Dear President Obama,
You can begin a new era in the history of Immigrant America...
Immigrant rights groups will deliver an "Open Letter to President Barack Obama" calling for action in the first 100 days of his Administration to end raids and suspend all detentions & deportations and implement humanitarian practices and policies
Over 3,500 individuals and organizations sign Open Letter to President Obama.
What: National Telephonic All Media Conference
When: 10:00 AM Pacific,Tuesday, January 27, 2009 for a duration of one hour (11:00 AM Mountain, 12:00 PM Central, 1:00 PM Eastern)
Where: Call 1 (719) 325-4843
Conference Title: "NNIRR Open Letter to President Obama"
Who:
Catherine Tactaquin, Executive Director, National Network for Immigrant and Refugee Rights (NNIRR)
Susan Gillis, Advocate for Mr. Rebhy Abdel-Malak, an Egyptian brutally beatened by ICE agents in detention while seeking asylum
Betsy DeWitt, Families for Freedom, New York
Esther López, United Food and Commercial Workers, Washington, D.C.

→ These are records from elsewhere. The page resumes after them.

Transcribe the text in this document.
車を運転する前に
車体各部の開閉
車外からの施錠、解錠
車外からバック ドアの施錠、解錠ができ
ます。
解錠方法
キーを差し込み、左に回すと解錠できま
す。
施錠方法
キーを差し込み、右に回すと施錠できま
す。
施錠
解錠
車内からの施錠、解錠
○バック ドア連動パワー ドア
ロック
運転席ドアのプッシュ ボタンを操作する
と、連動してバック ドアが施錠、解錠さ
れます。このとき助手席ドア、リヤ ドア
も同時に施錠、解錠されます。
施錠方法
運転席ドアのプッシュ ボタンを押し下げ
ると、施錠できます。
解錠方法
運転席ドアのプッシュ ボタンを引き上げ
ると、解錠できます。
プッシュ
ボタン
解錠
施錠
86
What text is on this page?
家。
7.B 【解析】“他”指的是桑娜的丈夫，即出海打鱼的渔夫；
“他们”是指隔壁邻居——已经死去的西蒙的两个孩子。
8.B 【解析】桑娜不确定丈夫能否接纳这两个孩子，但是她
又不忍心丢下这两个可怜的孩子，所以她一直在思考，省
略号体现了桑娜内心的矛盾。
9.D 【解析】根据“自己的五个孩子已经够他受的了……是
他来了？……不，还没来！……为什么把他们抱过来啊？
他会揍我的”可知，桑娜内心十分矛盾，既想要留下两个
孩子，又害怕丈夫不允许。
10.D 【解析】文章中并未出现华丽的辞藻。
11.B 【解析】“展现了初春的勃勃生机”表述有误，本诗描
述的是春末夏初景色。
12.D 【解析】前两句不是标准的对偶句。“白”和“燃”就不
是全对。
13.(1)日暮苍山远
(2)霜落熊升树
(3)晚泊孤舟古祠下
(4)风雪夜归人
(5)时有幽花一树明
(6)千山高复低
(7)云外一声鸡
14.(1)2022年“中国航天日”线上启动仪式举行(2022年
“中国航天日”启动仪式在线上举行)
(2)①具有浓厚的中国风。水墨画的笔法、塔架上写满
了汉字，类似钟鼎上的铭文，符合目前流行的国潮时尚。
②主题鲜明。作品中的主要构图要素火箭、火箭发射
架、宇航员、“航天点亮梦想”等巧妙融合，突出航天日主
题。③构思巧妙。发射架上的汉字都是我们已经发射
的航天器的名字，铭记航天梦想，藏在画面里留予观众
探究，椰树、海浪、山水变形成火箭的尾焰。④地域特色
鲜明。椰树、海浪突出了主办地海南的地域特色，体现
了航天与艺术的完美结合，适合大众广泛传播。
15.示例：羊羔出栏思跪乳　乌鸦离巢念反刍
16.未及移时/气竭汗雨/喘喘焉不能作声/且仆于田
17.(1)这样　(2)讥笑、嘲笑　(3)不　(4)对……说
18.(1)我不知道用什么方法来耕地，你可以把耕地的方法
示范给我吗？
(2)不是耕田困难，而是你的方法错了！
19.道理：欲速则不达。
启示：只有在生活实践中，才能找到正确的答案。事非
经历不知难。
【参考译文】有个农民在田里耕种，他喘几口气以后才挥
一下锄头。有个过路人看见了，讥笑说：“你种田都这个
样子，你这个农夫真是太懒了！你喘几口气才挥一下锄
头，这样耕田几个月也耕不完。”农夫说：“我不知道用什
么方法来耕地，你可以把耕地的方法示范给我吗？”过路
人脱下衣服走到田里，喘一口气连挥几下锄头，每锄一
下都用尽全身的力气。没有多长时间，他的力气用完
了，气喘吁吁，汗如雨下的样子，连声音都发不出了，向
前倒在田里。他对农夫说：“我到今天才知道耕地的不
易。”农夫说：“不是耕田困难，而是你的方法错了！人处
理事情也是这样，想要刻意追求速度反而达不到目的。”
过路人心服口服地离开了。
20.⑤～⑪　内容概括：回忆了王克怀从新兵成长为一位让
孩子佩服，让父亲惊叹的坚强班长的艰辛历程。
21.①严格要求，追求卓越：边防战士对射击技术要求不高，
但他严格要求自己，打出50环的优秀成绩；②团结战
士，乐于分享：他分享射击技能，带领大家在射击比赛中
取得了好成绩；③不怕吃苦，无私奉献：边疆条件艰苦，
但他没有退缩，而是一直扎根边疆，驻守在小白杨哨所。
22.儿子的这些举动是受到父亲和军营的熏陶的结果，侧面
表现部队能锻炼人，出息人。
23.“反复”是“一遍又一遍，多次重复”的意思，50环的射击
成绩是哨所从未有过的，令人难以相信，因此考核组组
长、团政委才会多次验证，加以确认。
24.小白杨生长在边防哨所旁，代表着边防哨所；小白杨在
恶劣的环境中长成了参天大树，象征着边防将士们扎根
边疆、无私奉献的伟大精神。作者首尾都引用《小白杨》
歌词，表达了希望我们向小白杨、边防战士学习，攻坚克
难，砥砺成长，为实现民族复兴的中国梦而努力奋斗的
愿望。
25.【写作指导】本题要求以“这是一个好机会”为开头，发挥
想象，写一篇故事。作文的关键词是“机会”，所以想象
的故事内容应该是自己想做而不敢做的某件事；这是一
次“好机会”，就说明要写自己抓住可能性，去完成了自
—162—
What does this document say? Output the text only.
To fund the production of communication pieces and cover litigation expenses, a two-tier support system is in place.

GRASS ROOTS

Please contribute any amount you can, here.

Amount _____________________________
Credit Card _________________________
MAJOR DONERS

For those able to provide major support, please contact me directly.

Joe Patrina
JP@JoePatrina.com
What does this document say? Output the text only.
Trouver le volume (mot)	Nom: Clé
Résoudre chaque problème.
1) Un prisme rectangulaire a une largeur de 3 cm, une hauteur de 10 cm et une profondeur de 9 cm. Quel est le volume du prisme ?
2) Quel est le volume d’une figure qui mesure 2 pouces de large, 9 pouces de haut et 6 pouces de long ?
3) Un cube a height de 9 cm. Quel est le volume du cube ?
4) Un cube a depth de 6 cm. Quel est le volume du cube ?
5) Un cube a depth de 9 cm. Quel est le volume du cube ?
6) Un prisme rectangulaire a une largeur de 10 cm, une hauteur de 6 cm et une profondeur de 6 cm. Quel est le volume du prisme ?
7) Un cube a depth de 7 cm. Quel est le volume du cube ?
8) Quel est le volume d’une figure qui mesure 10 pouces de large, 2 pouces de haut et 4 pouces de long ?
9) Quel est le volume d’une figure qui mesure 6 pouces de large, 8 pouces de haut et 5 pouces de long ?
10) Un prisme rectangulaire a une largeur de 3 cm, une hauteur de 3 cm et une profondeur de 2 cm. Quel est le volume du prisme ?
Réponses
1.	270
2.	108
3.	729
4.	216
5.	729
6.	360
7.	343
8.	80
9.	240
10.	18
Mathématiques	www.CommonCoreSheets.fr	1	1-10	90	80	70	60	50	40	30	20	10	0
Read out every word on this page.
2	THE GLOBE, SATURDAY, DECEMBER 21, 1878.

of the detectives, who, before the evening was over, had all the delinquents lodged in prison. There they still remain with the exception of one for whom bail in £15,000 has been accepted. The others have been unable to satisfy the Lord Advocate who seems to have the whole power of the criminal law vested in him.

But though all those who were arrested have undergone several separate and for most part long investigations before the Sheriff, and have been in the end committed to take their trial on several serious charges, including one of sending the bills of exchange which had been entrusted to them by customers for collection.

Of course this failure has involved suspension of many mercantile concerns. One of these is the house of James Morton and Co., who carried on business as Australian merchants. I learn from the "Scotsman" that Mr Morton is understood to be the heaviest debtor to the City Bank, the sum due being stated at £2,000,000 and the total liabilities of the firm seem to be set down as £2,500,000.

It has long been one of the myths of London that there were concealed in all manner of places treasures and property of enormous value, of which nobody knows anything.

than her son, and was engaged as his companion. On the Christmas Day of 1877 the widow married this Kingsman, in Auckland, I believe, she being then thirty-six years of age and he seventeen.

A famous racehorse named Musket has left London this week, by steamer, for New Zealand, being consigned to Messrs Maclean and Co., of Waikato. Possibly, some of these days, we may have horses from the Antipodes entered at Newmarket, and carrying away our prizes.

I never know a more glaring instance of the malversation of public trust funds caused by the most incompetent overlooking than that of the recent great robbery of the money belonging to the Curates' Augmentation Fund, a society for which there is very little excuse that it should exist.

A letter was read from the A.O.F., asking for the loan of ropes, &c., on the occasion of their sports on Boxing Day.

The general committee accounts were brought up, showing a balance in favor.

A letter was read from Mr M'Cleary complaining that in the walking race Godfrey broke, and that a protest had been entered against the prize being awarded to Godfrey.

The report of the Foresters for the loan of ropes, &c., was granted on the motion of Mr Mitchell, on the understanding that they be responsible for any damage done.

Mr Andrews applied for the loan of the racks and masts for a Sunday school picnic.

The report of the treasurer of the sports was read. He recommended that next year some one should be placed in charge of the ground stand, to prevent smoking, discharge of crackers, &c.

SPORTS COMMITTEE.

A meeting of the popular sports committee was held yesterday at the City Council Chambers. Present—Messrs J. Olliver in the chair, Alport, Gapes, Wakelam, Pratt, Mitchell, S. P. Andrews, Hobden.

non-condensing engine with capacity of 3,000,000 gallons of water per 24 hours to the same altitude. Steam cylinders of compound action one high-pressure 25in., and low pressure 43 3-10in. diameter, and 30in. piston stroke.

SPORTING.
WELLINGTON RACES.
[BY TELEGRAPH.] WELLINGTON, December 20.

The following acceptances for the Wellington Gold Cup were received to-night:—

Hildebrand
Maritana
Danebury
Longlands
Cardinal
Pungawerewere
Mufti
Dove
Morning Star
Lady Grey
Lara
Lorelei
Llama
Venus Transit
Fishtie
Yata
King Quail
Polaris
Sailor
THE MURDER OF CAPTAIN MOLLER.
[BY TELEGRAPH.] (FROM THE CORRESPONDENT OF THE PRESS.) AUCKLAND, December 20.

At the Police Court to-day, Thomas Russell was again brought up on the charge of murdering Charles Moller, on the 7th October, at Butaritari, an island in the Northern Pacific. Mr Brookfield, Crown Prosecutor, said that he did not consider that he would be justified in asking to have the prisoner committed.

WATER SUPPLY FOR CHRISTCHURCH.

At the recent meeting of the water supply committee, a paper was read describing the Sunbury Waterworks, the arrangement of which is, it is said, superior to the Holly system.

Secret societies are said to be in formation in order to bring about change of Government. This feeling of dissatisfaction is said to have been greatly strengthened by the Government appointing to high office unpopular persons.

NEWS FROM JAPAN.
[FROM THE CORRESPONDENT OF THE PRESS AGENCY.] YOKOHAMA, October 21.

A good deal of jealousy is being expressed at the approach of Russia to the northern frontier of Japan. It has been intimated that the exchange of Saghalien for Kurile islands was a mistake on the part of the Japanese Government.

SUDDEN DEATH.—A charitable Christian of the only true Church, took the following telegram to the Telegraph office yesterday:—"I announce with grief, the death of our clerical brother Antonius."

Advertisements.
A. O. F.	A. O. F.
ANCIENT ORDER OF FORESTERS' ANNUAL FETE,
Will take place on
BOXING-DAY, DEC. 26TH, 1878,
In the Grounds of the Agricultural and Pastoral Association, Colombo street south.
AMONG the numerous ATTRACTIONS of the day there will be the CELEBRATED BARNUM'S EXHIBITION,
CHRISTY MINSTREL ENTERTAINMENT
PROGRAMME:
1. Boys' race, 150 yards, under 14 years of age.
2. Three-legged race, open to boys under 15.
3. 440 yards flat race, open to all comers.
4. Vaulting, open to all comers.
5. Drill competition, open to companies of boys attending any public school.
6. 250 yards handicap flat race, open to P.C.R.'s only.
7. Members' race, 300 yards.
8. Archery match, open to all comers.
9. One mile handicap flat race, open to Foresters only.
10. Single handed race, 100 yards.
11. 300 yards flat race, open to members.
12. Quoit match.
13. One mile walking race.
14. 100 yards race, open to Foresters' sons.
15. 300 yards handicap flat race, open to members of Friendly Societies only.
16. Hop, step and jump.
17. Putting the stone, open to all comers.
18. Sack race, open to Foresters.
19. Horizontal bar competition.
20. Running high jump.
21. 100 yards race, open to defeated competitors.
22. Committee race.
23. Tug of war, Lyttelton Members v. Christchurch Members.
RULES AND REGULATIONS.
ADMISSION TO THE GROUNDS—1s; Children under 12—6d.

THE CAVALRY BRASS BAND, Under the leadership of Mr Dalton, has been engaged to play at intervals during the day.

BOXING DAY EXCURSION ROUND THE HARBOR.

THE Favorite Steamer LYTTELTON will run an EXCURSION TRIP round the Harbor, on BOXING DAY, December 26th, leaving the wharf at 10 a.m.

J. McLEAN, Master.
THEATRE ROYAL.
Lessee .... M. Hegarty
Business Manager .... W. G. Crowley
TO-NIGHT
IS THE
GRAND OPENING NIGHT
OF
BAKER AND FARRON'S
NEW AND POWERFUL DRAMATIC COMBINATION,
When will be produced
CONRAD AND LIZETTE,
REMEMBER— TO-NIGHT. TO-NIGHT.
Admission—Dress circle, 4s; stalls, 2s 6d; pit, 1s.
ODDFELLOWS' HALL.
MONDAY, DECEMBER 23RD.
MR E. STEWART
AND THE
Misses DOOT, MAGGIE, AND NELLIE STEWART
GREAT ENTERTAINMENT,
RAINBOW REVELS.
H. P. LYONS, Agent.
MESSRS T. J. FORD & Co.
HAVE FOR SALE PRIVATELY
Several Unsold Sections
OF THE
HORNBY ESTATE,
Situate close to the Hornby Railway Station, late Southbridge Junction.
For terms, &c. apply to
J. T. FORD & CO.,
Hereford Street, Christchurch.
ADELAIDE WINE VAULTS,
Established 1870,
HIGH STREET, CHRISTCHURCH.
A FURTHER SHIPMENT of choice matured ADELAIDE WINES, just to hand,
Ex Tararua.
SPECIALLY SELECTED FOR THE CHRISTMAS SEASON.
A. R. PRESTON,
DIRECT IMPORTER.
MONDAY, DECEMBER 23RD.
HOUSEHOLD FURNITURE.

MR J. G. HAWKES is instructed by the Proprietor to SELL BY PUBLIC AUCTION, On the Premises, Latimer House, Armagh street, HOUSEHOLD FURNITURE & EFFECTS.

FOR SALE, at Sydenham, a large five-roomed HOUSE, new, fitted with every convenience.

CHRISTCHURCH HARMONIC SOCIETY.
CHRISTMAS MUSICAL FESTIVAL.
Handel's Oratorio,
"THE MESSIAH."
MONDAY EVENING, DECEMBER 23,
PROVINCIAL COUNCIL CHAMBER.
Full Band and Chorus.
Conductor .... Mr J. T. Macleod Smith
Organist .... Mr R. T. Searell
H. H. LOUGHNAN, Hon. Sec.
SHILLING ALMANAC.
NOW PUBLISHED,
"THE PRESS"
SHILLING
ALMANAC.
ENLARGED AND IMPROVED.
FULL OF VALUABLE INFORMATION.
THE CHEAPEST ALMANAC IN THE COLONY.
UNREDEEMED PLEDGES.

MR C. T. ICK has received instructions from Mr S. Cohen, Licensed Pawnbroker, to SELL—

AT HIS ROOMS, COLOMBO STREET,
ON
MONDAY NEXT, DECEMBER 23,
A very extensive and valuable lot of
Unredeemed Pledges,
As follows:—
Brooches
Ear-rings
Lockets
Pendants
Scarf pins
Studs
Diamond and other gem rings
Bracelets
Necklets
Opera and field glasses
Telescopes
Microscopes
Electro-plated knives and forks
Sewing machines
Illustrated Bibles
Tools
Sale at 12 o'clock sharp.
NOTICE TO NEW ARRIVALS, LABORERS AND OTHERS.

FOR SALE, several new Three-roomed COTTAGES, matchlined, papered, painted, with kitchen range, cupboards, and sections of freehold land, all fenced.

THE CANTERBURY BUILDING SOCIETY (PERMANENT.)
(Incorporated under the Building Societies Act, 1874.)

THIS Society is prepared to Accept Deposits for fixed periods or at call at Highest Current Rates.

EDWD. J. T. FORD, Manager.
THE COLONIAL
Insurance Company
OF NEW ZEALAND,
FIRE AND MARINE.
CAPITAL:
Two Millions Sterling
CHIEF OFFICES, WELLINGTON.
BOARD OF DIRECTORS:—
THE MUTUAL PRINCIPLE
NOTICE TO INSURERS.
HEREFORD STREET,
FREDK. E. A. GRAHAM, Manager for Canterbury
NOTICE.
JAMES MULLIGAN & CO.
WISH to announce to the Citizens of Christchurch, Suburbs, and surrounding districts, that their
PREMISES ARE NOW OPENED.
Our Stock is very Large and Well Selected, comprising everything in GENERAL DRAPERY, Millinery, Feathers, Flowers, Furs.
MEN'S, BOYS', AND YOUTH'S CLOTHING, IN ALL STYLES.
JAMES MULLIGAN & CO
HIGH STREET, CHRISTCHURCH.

Isabel García, Coalición de Derechos Humanos, Tucson, AZ
Arnoldo García, Moderator, NNIRR
Why: Community members and partners of the National Network for Immigrant and Refugee Rights (NNIRR) will be delivering an "Open Letter to President Barack Obama" calling for accountability and decisive changes in immigration enforcement policies and practices in the first 100 days of his Administration. Speakers will provide testimony of the brutal impacts of immigration enforcement and border control on immigrant families, workers and communities.
Signed by over 3,500 individuals and organizations from across the country, the letter calls on President Obama to end immigration raids, suspend all detentions and deportations and restore Constitutional rights and protections for all immigrants and their families at the border and in the interior of the U.S. as the first step of implementing humanitarian policies and practices in the treatment of immigrants.
Ms. Catherine Tactaquin, NNIRR Executive Director, declared, "Ending raids will not be enough to stop the abuses. In fiscal year 2008, the Department of Homeland Security deported 349,041 persons; less than two percent, or about 6,000, were deported through immigration raids. Immigration enforcement is trampling the rights and dignity of countless immigrant workers, and their families and communities are being devastated by the deportations and other rights abuses."
Ms Tactaquin added, "We're calling on President Obama to take decisive action during the first 100 days of his Administration by ending raids and stopping abuses in U.S. immigration detention centers and deportations. The Obama Administration and Congress must take a hard look at the disastrous results U.S. immigration and border control has had on our communities. Our government can implement these immediate changes to make a difference in the lives of immigrant and refugee members of our communities. Then President Obama and Congress can end the abuses and rights violations once and for all by enacting socially just immigration reforms."